How a Master’s Degree in Public Health Can Help You Effect Change

Earning a master’s degree in public health will build your knowledge of the policies that impact the practice of public health in clinical and non-clinical settings. Specific skills will vary depending on the career you choose, but you can generally expect to learn how to do the following:

  • Build trust with constituents who want to improve individual or community health.
  • Design and implement health education programs for populations impacted by specific global health inequalities.
  • Speak publicly to an audience that will include constituents, community and business leaders, and elected officials.
  • Manage healthcare professionals and office staff working both onsite and in the field.
  • Study patterns of disease or injury in order to identify public health issues and develop strategies to combat the health inequalities causing them.
  • Respond to shifting priorities, especially during turnover in political administration.
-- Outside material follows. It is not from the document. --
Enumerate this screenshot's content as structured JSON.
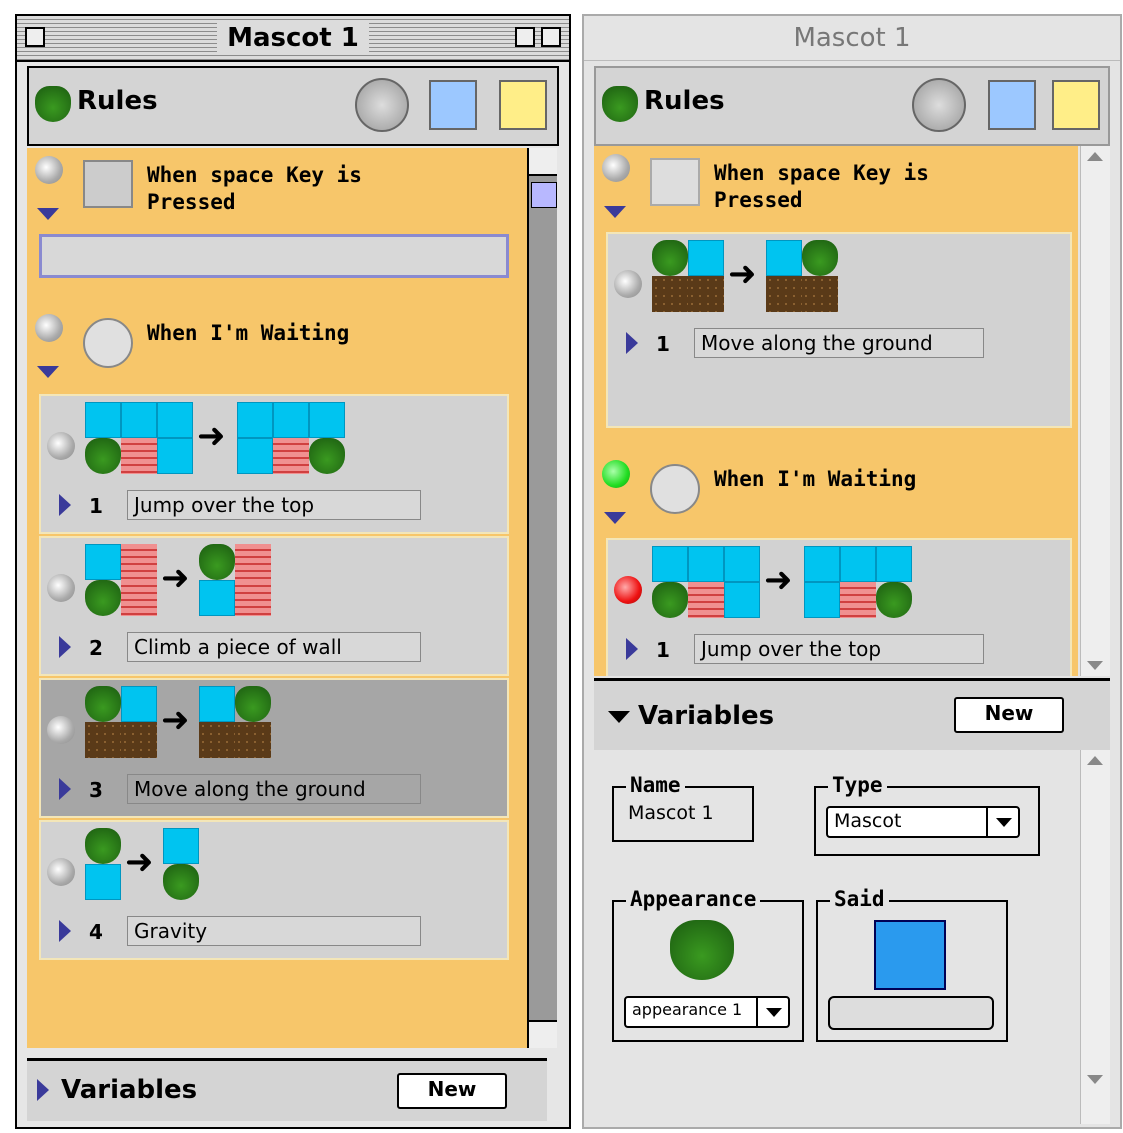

In addition, a master’s program will show you how to apply the expertise you already have to solve public health problems. This experience can come from undergraduate education, previous jobs, or life experiences.

For example, Beletsky helped a former student, who had been a physician in Syria, turn a term paper about the reemergence of polio during Syria’s civil war into published research highlighting the importance of supporting non-governmental organizations (NGOs) providing medical and humanitarian aid during a crisis.
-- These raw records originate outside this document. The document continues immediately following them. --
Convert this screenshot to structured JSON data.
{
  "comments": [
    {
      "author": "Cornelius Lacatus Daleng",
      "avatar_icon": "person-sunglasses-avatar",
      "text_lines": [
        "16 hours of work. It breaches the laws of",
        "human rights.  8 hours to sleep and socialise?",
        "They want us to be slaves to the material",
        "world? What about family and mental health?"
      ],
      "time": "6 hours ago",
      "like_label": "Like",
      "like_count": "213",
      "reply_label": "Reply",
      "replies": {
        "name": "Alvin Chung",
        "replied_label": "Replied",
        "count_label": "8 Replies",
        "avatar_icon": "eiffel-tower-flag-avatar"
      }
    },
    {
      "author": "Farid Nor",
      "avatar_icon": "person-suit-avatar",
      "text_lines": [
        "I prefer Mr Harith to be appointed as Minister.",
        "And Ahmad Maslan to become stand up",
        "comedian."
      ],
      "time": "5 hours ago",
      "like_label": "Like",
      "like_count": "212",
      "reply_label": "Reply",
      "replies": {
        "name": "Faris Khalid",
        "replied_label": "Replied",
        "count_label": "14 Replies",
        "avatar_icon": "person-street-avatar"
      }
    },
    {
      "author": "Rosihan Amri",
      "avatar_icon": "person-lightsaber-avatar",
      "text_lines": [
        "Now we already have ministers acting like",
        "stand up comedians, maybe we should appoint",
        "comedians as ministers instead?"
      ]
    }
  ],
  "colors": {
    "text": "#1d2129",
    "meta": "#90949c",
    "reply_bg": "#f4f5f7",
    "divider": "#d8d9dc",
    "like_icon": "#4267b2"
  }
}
Making an Impact Close To Home

The idea that one should focus solely on international issues in faraway developing countries in order to address global health inequalities can be seen as a colonialist way of thinking, Beletsky says. In other words: Graduates do not have to travel far to impact health. “A lot of people take that global lens and apply it to local challenges,” he says.

The Boston area’s concentration of academic medical centers provides ample opportunity for graduates with a master’s in public health to improve access to care and reduce health disparities, Beletsky says. Graduates can work with patients who have a specific disease (or set of diseases), live or work in a certain neighborhood, or even attend events at a particular community center.

Working in Boston, or other major global cities, also offers the chance to pursue a career in urban health. For these types of jobs, it’s essential to collaborate with a wide range of stakeholders, including state and local health agencies, hospitals, housing authorities, police departments, and community organizations.  

Finally, Boston provides what Beletsky described as a “rich ecosystem” of international NGOs working to improve global health. These groups include Partners in Health, Physicians for Human Rights, and the Clinton Health Action Initiative and focus on initiatives such as training public health workers, providing vaccines, and treating communicable diseases.